From Advent to Yule: The Origins of 8 Classic Christmas Words

2 min read

The holidays are here, and it’s time to start counting down the days on the advent calendar and lighting the yule log. Have you ever wondered how words like “poinsettia” and “fruitcake” entered the holiday lexicon? We’ll explain the origins of these festive terms, and help you spread a little more holiday cheer and knowledge.

Advent

Waiting can be the hardest yet most exciting part — at least around the holidays. The term for the season leading up to Christmas comes from the Latin word adventus, which means “a coming, approach, or arrival.” In religious terms, it refers to “the coming of the savior,” but in the 1700s, the word took on a different meaning. Today, “advent” can mean any noteworthy arrival.

Christmas

This holiday term breaks down pretty simply — it’s a combination of the phrase “Christ’s mass.” Jesus is sometimes referred to as “Christ,” the Greek word for the Hebrew term “Messiah,” which means “anointed one.” In Middle English, “Christenmas” or “Christian mass” would have also been used.

Santa Claus

The big guy in the red suit goes by many names — St. Nick, Kris Kringle, or Father Christmas — but the most famous name in America is Santa Claus.

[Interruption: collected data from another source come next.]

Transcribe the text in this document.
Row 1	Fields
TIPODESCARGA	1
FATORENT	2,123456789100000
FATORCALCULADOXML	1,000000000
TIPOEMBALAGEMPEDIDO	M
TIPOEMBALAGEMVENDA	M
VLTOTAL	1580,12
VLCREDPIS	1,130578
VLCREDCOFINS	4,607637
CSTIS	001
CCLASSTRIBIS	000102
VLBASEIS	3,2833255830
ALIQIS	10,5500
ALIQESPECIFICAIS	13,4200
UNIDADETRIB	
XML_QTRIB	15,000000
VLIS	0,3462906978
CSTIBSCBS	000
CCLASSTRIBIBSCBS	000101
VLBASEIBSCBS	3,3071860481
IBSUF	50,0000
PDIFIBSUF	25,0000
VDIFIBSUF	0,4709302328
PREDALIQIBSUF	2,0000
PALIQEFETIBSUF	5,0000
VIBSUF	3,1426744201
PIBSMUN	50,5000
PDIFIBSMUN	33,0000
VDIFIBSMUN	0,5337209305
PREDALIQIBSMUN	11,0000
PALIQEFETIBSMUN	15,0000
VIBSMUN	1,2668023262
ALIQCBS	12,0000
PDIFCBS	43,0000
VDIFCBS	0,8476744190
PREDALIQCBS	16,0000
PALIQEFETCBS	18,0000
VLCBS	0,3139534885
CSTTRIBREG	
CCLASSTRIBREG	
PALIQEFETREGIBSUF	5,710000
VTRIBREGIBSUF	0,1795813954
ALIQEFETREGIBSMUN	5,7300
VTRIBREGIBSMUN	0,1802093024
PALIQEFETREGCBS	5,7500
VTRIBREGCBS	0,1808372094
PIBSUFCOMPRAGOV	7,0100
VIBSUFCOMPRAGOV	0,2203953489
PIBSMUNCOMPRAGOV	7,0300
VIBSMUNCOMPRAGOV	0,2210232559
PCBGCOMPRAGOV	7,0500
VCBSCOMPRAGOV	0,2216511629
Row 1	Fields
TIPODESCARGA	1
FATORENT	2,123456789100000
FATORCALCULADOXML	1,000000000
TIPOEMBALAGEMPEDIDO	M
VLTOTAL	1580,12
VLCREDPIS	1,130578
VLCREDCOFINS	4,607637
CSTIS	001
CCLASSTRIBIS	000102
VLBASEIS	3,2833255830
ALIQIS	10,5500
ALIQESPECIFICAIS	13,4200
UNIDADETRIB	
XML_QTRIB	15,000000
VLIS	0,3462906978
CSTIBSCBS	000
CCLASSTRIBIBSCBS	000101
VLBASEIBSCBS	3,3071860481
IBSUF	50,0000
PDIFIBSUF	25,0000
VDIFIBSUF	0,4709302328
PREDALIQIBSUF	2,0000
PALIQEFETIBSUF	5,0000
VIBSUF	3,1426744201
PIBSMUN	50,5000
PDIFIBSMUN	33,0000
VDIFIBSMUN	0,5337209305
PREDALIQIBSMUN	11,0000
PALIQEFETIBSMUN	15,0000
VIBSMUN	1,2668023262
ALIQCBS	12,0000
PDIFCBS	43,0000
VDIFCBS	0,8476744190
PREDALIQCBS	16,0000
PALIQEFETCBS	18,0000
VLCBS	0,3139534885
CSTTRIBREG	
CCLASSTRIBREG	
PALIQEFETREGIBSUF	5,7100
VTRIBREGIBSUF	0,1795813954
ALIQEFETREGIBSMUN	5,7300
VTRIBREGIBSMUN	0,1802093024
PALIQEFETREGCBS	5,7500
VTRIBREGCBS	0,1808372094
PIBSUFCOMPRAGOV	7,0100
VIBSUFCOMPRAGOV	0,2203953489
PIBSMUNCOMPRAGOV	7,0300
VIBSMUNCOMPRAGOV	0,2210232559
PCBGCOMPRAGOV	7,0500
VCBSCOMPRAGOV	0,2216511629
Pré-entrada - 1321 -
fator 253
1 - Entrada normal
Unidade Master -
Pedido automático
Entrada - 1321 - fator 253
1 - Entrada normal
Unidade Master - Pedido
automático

The legend is based on a Christian figure named St. Nicholas. In Dutch, he was referred to as Sinter Klaas, and the Americanized version sprung from that. With the rise of shopping malls and gift-giving in the 1800s and 1900s, the myth (and name) of Santa Claus only grew in popularity.  

Wassail

Oh, here we come a-wassailing! “Wassail” is a spiced alcoholic beverage enjoyed during Christmas celebrations. The term comes from an Old Norse phrase, ves heill, which dates back to the 12th century and translates to “be in good health.” The practice of going door-to-door “wassailing” (caroling and generally having a good time) began in the 1700s.

Fruitcake

The term for a cake made of nuts and candied fruits dates back to the 1830s. With a reputation for not being the freshest treat, we don’t doubt there’s an actual fruitcake being regifted from the 1830s.

Poinsettia

This beautiful red-leafed floral got its name from the U.S. ambassador to Mexico in the 1830s. Joel Roberts Poinsett was a botanist who started shipping these scarlet florals back to his home in South Carolina. Before being called poinsettias, they were known as “Mexican flame flowers.”

Elf

The name for Santa’s helpers comes from the Old English word ælf. Similar terms in Old Norse and Germanic languages translate to “evil spirit.” That’s because elves were often thought of as magical tricksters. Christmas elves, which became popularized in the late 1800s, are much handier to have around when it’s time to make presents.

Yule

In Old Norse mythology, jol is a pre-Christian feast involving the god Odin. Later, the term would be used to refer to the 12-day celebration after Christmas. In the 17th century, folks started referring to the “yule log ” —a unique piece of firewood burnt at Christmas — for the first time.